On April 11, Little Rebels conversion was completed and she steamed from New Orleans to Fort Pillow, Tennessee, where she operated in defense of the river approaches to Memphis. On May 10, 1862, off Fort Pillow, Little Rebel, in company with seven other vessels under Captain Montgomery, attacked the ironclad gunboats of the Federal Western Gunboat Flotilla. The action of Plum Point Bend was marked by successful ramming tactics by the Confederates, but Little Rebel, under Captain J. White Fowler, serving as Montgomery's flagship, was unable to get into the battle except with her guns. Brigadier General M. Jeff Thompson, CSA, who witnessed the battle said that Little Rebel, under a shower of enemy missiles, "ran amid the storm as heedlessly as if charmed." Meanwhile, her guns supported Montgomery's other vessels which were ramming Union boats.

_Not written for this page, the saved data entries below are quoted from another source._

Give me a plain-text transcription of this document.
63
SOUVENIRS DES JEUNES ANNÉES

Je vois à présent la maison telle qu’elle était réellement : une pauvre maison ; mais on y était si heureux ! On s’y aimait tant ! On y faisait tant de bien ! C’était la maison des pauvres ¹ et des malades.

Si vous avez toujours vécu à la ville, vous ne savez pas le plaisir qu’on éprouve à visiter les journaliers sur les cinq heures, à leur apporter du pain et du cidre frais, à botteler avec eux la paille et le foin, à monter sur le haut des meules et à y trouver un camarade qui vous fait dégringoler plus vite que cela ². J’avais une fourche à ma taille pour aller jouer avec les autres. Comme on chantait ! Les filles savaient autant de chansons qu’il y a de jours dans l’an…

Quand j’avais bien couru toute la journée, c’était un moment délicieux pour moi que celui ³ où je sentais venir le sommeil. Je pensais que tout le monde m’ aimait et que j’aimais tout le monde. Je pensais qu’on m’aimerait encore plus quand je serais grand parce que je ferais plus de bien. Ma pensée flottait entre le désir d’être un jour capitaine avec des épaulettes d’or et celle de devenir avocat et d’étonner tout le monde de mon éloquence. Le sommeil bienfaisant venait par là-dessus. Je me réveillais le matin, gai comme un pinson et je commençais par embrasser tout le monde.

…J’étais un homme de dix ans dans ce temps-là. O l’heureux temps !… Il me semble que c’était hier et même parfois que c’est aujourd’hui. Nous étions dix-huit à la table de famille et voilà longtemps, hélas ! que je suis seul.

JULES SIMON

Later Montgomery's force held off the Federal rams and gunboats until Fort Pillow was evacuated on 1 June. Then the Confederate vessels fell back on Memphis to take on coal. Following the Federal capture of Fort Pillow, Flag Officer Charles Henry Davis, USN, commanding the Western Flotilla, pressed on without delay and appeared off Memphis with a superior force on June 6, 1862. The flotilla was accompanied by the Ellet rams, a separate group of vessels commanded by Col. Charles Ellet, Jr. Montgomery, unable to retreat to Vicksburg because of his shortage of fuel and unwilling to destroy his boats, determined to fight. In the ensuing First Battle of Memphis, Little Rebel attacked the ram , one of the two rams to participate in the battle. The Confederate vessel was hit in her boilers by fire from and then was struck by Monarch and driven ashore by the blow. Her surviving crew fled to safety, abandoning Little Rebel.

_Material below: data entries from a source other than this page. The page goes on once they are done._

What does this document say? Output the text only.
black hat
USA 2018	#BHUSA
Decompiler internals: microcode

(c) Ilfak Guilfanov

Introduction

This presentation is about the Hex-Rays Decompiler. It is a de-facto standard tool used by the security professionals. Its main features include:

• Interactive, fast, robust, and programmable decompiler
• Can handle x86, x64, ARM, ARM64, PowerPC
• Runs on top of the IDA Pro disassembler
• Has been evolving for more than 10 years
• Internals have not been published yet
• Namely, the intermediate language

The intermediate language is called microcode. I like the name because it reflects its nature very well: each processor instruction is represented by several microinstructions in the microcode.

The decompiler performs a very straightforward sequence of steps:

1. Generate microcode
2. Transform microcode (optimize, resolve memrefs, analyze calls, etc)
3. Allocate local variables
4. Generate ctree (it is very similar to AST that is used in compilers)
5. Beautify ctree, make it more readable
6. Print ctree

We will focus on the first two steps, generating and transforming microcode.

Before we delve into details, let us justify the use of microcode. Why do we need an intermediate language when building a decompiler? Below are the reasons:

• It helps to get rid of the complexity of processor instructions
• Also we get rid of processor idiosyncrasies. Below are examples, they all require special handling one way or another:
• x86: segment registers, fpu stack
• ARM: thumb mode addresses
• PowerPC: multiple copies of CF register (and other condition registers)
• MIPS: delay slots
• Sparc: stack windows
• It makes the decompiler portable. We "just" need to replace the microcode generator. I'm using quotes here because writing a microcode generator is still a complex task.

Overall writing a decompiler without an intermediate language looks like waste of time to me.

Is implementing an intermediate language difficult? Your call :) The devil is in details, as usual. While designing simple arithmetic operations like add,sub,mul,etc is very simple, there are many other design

== Service in the Union Navy ==
The Union squadron captured the abandoned Little Rebel and sent her to Cairo, Illinois, June 11 for repairs and for adjudication before the Illinois Prize Court. Her seizure was judged to be legal, so she was purchased by the U.S. Navy from the prize court. On January 9, 1863, she entered Federal service. She was first assigned to a flotilla of gunboats commanded by Lieutenant Commander LeRoy Fitch, who had to suppress guerrilla activity on the Ohio, Cumberland, and Tennessee Rivers. Her deep draft made her unsuitable for this duty, so she spent much time on guard duty in the vicinity of Cairo.

Little Rebel patrolled from Red River to Fort Adams in March 1863, as Union ships captured Fort De Russey and moved to counter Maximilian's threat to Texas. Steaming to the Mississippi River in April, she patrolled this area for the remainder of the conflict.

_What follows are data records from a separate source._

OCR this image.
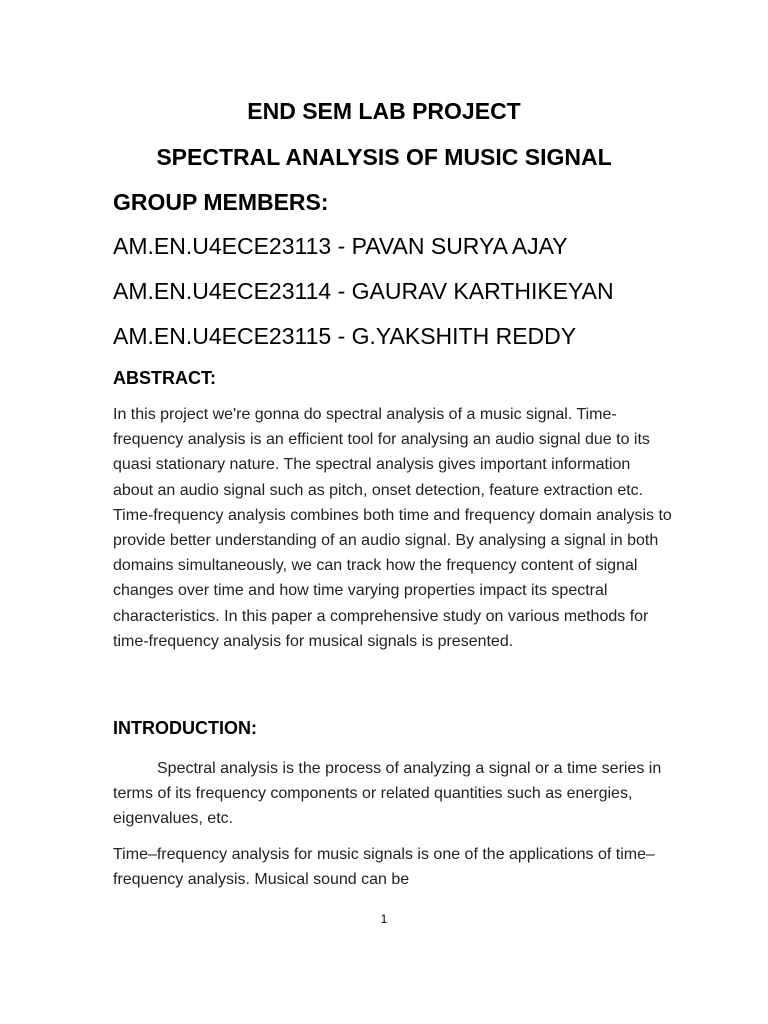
END SEM LAB PROJECT
SPECTRAL ANALYSIS OF MUSIC SIGNAL
GROUP MEMBERS:
AM.EN.U4ECE23113 - PAVAN SURYA AJAY
AM.EN.U4ECE23114 - GAURAV KARTHIKEYAN
AM.EN.U4ECE23115 - G.YAKSHITH REDDY
ABSTRACT:
In this project we're gonna do spectral analysis of a music signal. Time-frequency analysis is an efficient tool for analysing an audio signal due to its quasi stationary nature. The spectral analysis gives important information about an audio signal such as pitch, onset detection, feature extraction etc. Time-frequency analysis combines both time and frequency domain analysis to provide better understanding of an audio signal. By analysing a signal in both domains simultaneously, we can track how the frequency content of signal changes over time and how time varying properties impact its spectral characteristics. In this paper a comprehensive study on various methods for time-frequency analysis for musical signals is presented.
INTRODUCTION:
Spectral analysis is the process of analyzing a signal or a time series in terms of its frequency components or related quantities such as energies, eigenvalues, etc.
Time–frequency analysis for music signals is one of the applications of time–frequency analysis. Musical sound can be
1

In May 1865, she and the other Union ships of the Mississippi River Squadron guarded to prevent the escape of Jefferson Davis. On the 28th, she convoyed troops to Red River, remaining at the mouth of the river when the squadron was reduced in June. The Ships log was kept during union service by Acting Assistant Engineer Albert martin Clinton Smith (1834–67), a native of New Haven, Oswego County New York. Smith passed the log book on to his family, it is currently owned by a 3rd great Grandson, Shawn Doyle. A digital copy is at Half-Shire Historical Society in Richland, New York.

== Decommissioning, sale, and post-war civilian career ==
Little Rebel decommissioned at Mound City, Illinois, July 24, 1865 and was sold there to Daniel Jacobs on November 29, 1865. Redocumented as Spy on March 4, 1867, she remained in merchant service until 1874.